Non è stato un anno facile per i Redskins. Shanahan, giunto com'è naturale che sia visti i trascorsi a Denver, tra grandi aspettative, si è trovato a fare i conti con giocatori rinomati che ne hanno tuttavia mal digerito i metodi di lavoro. Su tutti, Albert Haynesworth (ne abbiamo scritto in post precedenti) e Donovan McNabb. Quelle che avrebbero dovuto essere, nelle intenzioni della dirigenza e del tecnico, le colonne portanti della rifondazione Redskins (quanto meno nel breve periodo vista la loro età), si sono rivelate problemi per la squadra.

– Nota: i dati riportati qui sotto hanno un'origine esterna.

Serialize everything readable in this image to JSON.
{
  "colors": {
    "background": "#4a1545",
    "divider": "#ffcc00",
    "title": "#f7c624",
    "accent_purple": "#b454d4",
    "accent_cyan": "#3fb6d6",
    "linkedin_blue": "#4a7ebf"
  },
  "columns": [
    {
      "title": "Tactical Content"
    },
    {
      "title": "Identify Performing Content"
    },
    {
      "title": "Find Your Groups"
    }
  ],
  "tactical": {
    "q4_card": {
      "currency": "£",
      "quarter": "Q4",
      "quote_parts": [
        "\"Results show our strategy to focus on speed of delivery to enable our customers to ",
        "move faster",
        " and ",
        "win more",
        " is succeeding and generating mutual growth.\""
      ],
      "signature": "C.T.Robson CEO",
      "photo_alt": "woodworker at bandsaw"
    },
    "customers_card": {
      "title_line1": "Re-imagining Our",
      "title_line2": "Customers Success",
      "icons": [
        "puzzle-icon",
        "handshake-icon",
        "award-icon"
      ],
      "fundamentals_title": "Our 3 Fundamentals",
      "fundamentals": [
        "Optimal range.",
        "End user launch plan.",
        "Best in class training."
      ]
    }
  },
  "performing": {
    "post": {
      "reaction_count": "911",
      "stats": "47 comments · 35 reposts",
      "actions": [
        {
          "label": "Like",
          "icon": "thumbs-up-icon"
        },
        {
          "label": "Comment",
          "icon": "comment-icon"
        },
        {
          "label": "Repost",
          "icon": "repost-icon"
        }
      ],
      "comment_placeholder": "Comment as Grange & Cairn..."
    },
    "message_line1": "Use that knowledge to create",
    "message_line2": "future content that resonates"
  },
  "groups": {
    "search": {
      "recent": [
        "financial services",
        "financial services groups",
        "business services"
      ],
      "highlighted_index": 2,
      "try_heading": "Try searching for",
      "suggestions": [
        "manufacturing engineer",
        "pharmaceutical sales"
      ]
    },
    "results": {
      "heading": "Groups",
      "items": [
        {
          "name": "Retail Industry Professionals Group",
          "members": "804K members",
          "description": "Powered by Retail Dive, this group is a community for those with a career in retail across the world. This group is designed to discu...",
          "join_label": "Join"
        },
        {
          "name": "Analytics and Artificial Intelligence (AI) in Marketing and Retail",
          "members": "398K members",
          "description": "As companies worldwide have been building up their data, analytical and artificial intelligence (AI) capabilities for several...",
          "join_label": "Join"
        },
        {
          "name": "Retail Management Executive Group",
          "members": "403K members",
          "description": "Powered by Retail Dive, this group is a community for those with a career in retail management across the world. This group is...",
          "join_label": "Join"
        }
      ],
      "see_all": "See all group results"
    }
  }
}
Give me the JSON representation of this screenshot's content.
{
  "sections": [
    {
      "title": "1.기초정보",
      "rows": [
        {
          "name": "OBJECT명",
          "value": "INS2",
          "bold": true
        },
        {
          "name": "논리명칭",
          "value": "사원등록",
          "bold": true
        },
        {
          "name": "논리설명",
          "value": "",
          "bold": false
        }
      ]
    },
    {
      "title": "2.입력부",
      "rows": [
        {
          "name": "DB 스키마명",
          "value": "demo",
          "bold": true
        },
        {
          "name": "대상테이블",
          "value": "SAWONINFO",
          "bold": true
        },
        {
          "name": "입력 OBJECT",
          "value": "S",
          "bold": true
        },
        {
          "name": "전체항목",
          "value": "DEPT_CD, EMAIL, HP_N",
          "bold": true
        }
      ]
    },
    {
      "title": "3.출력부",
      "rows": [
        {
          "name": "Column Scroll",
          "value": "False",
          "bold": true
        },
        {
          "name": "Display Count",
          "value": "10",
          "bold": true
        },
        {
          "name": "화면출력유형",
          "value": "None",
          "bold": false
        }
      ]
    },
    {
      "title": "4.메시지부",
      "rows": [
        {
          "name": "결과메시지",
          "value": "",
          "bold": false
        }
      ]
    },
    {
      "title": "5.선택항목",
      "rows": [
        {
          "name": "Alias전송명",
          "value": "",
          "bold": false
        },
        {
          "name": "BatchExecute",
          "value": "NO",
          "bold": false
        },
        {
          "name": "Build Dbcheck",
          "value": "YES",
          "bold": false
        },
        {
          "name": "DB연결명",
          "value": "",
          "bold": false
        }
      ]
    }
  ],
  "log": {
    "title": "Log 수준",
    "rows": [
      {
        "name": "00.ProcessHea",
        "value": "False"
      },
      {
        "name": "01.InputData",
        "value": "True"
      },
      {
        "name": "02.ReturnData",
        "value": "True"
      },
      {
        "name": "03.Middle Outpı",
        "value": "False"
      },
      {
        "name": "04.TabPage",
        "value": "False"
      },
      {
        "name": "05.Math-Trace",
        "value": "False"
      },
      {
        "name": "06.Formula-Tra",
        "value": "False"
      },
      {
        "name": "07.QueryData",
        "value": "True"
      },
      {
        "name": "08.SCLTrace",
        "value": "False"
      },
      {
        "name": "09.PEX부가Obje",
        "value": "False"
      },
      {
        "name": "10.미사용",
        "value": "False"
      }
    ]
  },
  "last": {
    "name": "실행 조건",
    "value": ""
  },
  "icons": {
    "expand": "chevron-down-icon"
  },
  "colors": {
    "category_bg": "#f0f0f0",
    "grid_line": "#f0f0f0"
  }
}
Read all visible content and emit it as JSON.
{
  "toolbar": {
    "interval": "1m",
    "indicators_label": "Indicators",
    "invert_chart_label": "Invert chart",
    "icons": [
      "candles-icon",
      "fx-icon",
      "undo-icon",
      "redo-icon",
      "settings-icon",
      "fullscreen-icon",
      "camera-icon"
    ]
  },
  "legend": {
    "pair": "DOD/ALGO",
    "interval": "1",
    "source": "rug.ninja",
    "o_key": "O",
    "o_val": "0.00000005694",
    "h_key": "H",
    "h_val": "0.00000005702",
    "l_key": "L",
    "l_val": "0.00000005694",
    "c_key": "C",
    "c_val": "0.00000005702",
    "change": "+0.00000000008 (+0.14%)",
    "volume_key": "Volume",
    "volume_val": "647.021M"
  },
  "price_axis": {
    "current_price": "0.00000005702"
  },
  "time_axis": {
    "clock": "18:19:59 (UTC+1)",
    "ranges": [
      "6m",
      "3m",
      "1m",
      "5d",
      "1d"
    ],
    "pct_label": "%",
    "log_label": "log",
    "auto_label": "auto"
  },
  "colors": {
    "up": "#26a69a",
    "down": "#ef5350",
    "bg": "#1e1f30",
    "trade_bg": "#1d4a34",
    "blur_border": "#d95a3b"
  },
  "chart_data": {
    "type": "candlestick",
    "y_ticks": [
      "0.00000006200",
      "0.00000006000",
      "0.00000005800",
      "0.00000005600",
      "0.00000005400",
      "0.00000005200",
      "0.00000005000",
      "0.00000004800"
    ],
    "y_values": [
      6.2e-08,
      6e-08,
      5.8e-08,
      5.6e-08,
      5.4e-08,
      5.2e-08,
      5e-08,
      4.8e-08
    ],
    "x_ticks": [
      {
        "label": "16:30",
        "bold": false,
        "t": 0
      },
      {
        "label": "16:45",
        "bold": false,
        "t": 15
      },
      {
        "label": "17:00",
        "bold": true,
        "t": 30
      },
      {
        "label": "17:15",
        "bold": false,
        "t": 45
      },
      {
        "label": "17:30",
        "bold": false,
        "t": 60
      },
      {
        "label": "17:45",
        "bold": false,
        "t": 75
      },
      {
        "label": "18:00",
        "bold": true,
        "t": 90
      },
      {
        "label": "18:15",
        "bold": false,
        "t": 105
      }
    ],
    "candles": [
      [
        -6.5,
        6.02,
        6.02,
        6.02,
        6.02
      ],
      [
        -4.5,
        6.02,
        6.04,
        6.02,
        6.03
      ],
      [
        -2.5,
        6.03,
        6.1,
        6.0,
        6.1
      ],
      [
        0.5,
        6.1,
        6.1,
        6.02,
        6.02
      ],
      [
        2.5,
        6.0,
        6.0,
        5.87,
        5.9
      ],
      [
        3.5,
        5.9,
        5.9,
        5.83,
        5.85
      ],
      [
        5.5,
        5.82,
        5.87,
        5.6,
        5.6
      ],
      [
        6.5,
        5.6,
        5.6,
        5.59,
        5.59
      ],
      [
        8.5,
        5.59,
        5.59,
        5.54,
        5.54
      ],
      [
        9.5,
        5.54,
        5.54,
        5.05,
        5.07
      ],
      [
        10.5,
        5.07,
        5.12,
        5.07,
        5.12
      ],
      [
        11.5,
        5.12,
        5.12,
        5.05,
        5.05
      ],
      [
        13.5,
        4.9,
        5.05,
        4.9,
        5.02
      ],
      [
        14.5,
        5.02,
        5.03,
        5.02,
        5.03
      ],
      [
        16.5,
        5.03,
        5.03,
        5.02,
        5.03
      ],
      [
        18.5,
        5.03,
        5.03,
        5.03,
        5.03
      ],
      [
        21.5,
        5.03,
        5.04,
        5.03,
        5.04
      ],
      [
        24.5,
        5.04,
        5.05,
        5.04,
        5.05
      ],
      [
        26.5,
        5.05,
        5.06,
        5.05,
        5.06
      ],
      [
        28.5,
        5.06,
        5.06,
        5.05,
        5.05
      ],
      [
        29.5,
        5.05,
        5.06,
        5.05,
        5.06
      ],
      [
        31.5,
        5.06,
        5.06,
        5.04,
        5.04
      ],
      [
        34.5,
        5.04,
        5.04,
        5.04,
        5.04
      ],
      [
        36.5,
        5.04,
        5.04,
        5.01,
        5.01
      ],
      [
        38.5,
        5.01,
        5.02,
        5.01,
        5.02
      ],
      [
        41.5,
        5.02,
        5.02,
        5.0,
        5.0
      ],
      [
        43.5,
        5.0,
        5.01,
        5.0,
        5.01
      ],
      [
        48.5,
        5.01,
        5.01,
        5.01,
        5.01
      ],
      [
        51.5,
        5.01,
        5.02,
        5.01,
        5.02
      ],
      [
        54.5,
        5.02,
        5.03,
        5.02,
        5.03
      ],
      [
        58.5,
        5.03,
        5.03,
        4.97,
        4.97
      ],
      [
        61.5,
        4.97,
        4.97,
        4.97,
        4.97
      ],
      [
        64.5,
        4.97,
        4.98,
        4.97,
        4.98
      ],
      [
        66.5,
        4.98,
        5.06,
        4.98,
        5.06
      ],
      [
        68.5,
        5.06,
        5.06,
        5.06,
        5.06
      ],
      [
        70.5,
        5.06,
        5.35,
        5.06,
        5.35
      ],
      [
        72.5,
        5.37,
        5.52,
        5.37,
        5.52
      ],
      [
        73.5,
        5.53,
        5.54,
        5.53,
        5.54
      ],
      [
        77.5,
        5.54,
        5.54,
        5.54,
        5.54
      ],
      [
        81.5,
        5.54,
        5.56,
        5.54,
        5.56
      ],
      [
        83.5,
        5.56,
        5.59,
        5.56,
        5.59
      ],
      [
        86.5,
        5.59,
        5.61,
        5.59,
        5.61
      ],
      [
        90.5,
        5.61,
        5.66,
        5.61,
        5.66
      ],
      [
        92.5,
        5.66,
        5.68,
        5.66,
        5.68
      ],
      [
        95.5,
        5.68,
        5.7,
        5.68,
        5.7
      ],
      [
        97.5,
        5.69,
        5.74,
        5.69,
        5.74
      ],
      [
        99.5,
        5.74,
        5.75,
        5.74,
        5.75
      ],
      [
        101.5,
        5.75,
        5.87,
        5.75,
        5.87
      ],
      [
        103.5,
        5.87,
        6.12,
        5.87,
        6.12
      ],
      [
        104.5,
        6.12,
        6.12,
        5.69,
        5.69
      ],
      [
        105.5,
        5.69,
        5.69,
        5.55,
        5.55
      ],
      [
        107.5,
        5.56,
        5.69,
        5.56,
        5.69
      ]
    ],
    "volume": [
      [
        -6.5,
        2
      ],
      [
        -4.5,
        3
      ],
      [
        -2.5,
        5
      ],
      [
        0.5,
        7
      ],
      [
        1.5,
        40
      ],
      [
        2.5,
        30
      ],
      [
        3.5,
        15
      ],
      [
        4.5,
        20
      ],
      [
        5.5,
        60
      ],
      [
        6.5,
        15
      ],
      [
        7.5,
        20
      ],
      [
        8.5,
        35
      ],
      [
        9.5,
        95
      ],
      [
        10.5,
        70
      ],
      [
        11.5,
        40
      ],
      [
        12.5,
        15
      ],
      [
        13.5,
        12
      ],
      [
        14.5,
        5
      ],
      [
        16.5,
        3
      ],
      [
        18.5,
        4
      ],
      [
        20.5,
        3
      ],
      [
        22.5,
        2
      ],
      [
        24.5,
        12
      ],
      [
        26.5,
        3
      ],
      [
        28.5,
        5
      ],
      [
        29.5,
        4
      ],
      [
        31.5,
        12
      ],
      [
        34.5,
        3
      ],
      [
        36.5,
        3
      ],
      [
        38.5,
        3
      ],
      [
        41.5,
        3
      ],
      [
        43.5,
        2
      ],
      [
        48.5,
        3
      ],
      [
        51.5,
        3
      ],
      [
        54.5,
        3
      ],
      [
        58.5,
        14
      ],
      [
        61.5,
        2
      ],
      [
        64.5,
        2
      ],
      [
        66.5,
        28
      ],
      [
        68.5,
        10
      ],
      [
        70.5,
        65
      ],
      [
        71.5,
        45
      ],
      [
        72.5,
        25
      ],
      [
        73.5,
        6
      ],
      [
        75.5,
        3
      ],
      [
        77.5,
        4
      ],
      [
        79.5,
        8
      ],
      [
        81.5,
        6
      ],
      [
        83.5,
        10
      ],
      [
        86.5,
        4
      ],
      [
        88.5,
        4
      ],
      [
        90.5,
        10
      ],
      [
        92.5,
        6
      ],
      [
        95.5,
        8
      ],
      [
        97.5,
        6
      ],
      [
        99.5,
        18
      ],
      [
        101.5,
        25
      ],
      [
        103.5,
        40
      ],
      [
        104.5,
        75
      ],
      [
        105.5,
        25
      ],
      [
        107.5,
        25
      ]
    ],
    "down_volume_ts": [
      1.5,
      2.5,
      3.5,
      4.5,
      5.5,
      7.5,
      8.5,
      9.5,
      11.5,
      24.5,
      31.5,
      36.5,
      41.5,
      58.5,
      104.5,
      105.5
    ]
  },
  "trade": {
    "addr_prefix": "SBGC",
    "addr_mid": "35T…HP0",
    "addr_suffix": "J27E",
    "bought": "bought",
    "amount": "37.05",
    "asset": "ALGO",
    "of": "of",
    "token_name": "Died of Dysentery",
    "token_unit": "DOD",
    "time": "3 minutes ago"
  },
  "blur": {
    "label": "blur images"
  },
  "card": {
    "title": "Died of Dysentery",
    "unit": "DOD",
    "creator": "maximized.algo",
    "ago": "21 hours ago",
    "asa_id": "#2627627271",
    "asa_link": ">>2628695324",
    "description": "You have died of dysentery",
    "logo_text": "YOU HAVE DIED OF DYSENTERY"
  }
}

Oggi, per la prima volta da tempo, l'agente di Mcnabb e Shanahan hanno avuto una "great conversation", così ha testualmente riferito Shanahan, il quale tuttavia ha aggiunto che le parti "lasceranno che le cose prendano cura di loro stesse".  Parole eloquenti che tuttavia non suonano sorprendenti: il rilascio di McNabb giunge infatti all'esito di una stagione in cui tra il QB ed il proprio coach è radicalmente mancata sintonia al punto che Shanahan (tra il malumore dei restanti giocatori)  nella scorsa stagione, a dicembre, ha persino lasciato in panchina il QB starter (annunciando la mossa pubblicamente) in luogo del meno rinomato Grossman, dopo che, solo un mese prima, a novembre, nell'incontro con i Lions, aveva sostituito Mcnabb ad 1:50 dalla fine, giustificando poi la sostituzione sulla base della "convinzione" che Mcnabb fosse meno adeguato di Grossman ad affrontare i minuti finali di gioco (la scelta fu al punto clamorosa che da parte di taluni venne persino avanzato il sospetto che Shanahan fosse "razzista" dal momento che con un QB bianco mai, si disse, si sarebbe azzardato a comportarsi in quale modo).